Environmental factors that produce chronic stress may also lead to unhealthy behaviors or impede women from attending to their health (DeSalvo, Gregg et al. 2005). A deprived neighborhood has been characterized as an area with high poverty and low educational attainment, as well as a high concentration of households headed solely by women (Ming, Browning et al. 2007). Such areas often have physical signs of deprivation, such as pollution, noise, run-down housing, litter and few spaces for recreation (Ming, Browning et al. 2007). Moreover, the effect of area depravation may be even greater for women than for men. For example, in an American study by Borders et al. (2006), females with lower income had greater odds of obesity, yet economic disparities in men were not significantly associated with greater odds of obesity (Borders, Rohrer et al. 2006). In one Swedish study which explored gender differences in area effect, women's risk of developing coronary heart disease (CHD) was 1.9 times higher than for women living in low-deprivation areas; while for men, it was 1.5 times higher (Winkleby, Sundquist et al. 2007). These differences are partially related to gendered roles and patterns which influence how women and men navigate their environment. Safety concern may be a particularly pertinent barrier to women's health, especially in economically deprived areas. For example, U.S.-based evidence suggests that while women on a low income may be required to be physically active as a form of transport (Ming, Browning et al. 2007), the stress associated with commuting through deprived areas may negate the potential health benefits of being physically active (Bostock, 2001).

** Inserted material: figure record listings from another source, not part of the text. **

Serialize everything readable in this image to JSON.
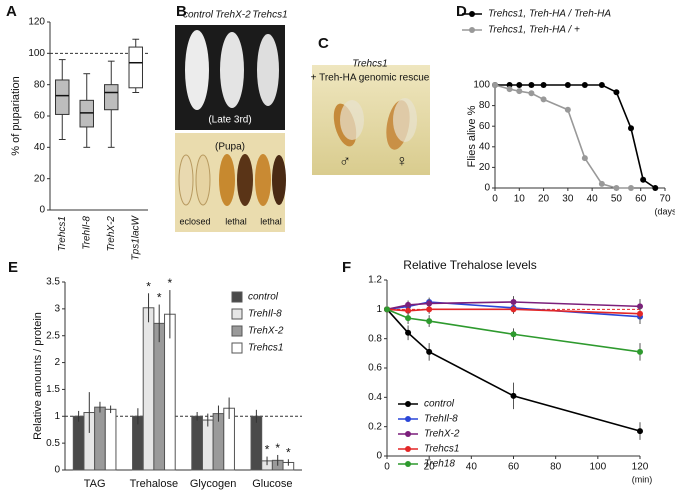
{
  "panel_labels": [
    "A",
    "B",
    "C",
    "D",
    "E",
    "F"
  ],
  "photos": {
    "B": {
      "labels": [
        "control",
        "TrehX-2",
        "Trehcs1"
      ],
      "top_caption": "(Late 3rd)",
      "bottom_caption": "(Pupa)",
      "bottom_labels": [
        "eclosed",
        "lethal",
        "lethal"
      ]
    },
    "C": {
      "title": "Trehcs1",
      "subtitle": "+ Treh-HA genomic rescue",
      "male": "♂",
      "female": "♀"
    }
  },
  "chart_data": [
    {
      "type": "box",
      "ylabel": "% of pupariation",
      "categories": [
        "Trehcs1",
        "TrehIl-8",
        "TrehX-2",
        "Tps1lacW"
      ],
      "values": [
        {
          "min": 45,
          "q1": 61,
          "median": 73,
          "q3": 83,
          "max": 96
        },
        {
          "min": 40,
          "q1": 53,
          "median": 62,
          "q3": 70,
          "max": 87
        },
        {
          "min": 40,
          "q1": 64,
          "median": 75,
          "q3": 80,
          "max": 95
        },
        {
          "min": 75,
          "q1": 78,
          "median": 94,
          "q3": 104,
          "max": 109
        }
      ],
      "colors": [
        "#bdbdbd",
        "#bdbdbd",
        "#bdbdbd",
        "#ffffff"
      ],
      "ylim": [
        0,
        120
      ],
      "yticks": [
        0,
        20,
        40,
        60,
        80,
        100,
        120
      ],
      "reference_line": 100
    },
    {
      "type": "line",
      "ylabel": "Flies alive %",
      "xlabel": "(days)",
      "x": [
        0,
        6,
        10,
        15,
        20,
        30,
        37,
        44,
        50,
        56,
        61,
        66
      ],
      "series": [
        {
          "name": "Trehcs1, Treh-HA / Treh-HA",
          "color": "#000000",
          "values": [
            100,
            100,
            100,
            100,
            100,
            100,
            100,
            100,
            93,
            58,
            8,
            0
          ]
        },
        {
          "name": "Trehcs1, Treh-HA / +",
          "color": "#999999",
          "values": [
            100,
            96,
            94,
            92,
            86,
            76,
            29,
            4,
            0,
            0,
            null,
            null
          ]
        }
      ],
      "xlim": [
        0,
        70
      ],
      "xticks": [
        0,
        10,
        20,
        30,
        40,
        50,
        60,
        70
      ],
      "ylim": [
        0,
        100
      ],
      "yticks": [
        0,
        20,
        40,
        60,
        80,
        100
      ],
      "legend": "top"
    },
    {
      "type": "bar",
      "ylabel": "Relative amounts / protein",
      "categories": [
        "TAG",
        "Trehalose",
        "Glycogen",
        "Glucose"
      ],
      "series": [
        {
          "name": "control",
          "color": "#4a4a4a",
          "values": [
            1,
            1,
            1,
            1
          ],
          "errors": [
            0.1,
            0.15,
            0.08,
            0.12
          ],
          "stars": [
            null,
            null,
            null,
            null
          ]
        },
        {
          "name": "TrehIl-8",
          "color": "#e6e6e6",
          "values": [
            1.07,
            3.02,
            0.93,
            0.17
          ],
          "errors": [
            0.38,
            0.27,
            0.12,
            0.08
          ],
          "stars": [
            null,
            "*",
            null,
            "*"
          ]
        },
        {
          "name": "TrehX-2",
          "color": "#9a9a9a",
          "values": [
            1.17,
            2.73,
            1.05,
            0.18
          ],
          "errors": [
            0.1,
            0.35,
            0.15,
            0.1
          ],
          "stars": [
            null,
            "*",
            null,
            "*"
          ]
        },
        {
          "name": "Trehcs1",
          "color": "#ffffff",
          "values": [
            1.13,
            2.9,
            1.15,
            0.14
          ],
          "errors": [
            0.07,
            0.45,
            0.2,
            0.06
          ],
          "stars": [
            null,
            "*",
            null,
            "*"
          ]
        }
      ],
      "ylim": [
        0,
        3.5
      ],
      "yticks": [
        0,
        0.5,
        1,
        1.5,
        2,
        2.5,
        3,
        3.5
      ],
      "reference_line": 1,
      "legend": "upper right"
    },
    {
      "type": "line",
      "title": "Relative Trehalose levels",
      "xlabel": "(min)",
      "x": [
        0,
        10,
        20,
        60,
        120
      ],
      "series": [
        {
          "name": "control",
          "color": "#000000",
          "values": [
            1,
            0.84,
            0.71,
            0.41,
            0.17
          ],
          "errors": [
            0,
            0.05,
            0.06,
            0.09,
            0.06
          ]
        },
        {
          "name": "TrehIl-8",
          "color": "#2a46d8",
          "values": [
            1,
            1.02,
            1.05,
            1.01,
            0.95
          ],
          "errors": [
            0,
            0.03,
            0.03,
            0.04,
            0.05
          ]
        },
        {
          "name": "TrehX-2",
          "color": "#7b1f7b",
          "values": [
            1,
            1.03,
            1.04,
            1.05,
            1.02
          ],
          "errors": [
            0,
            0.03,
            0.03,
            0.04,
            0.05
          ]
        },
        {
          "name": "Trehcs1",
          "color": "#e32727",
          "values": [
            1,
            0.99,
            1,
            1,
            0.97
          ],
          "errors": [
            0,
            0.03,
            0.03,
            0.03,
            0.05
          ]
        },
        {
          "name": "Treh18",
          "color": "#2e9a2e",
          "values": [
            1,
            0.94,
            0.92,
            0.83,
            0.71
          ],
          "errors": [
            0,
            0.04,
            0.04,
            0.04,
            0.06
          ]
        }
      ],
      "xlim": [
        0,
        120
      ],
      "xticks": [
        0,
        20,
        40,
        60,
        80,
        100,
        120
      ],
      "ylim": [
        0,
        1.2
      ],
      "yticks": [
        0,
        0.2,
        0.4,
        0.6,
        0.8,
        1,
        1.2
      ],
      "reference_line": 1,
      "legend": "lower left"
    }
  ]
}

Non-white minorities often live in more socially and economically deprived areas, with fewer health resources or opportunities for healthy living (Graham-Garcia, Raines et al. 2001). For example, the consumption of a more energy dense diet is increasingly occurring at lower income levels in the U.S. Block et al. (2004) found that predominantly black and low income neighborhoods in the U.S. had a greater density of fast food restaurants (Block, Scribner et al. 2004). Other U.S.-based research has found that lower income neighborhoods have fewer supermarkets,¹ more neighborhood grocery stores, more fast food outlets, less fitness facilities and higher obesity rates than higher income areas (Morland, Wing et al. 2002). There are also numerous structural barriers to health for women living in rural areas, including: poverty, access to health care providers, health infrastructure and social isolation (Taylor, Hughes et al. 2002). A study by Chikani and colleagues (2005) found that women living in rural areas in the U.S. were at greater risk for coronary heart disease (CHD) (exhibiting more obesity, poorer diet, and higher blood pressure) (Chikani, Reding et al. 2005).

Finally, area deprivation increases morbidity and mortality risk, even for women and men with above average income or education who are living in deprived areas (Winkleby, Sundquist et al. 2007). Although the mechanisms by which area level influences health are unclear, evidence suggests that area level has significance beyond even individual level indicators of socioeconomic status (SES). A U.S. study by Ming et al. (2007) found that the effects of neighborhood SES had a stronger effect than household income in influencing physical activity (Ming, Browning et al. 2007). Furthermore, they found that women's physical activity was more responsive to neighborhood context, when compared to men. Overall, these findings reveal that sex, gender and diversity overlap and interact with the environment in multiple ways, often increasing heart and lung health risks for women, particularly sub-populations of women.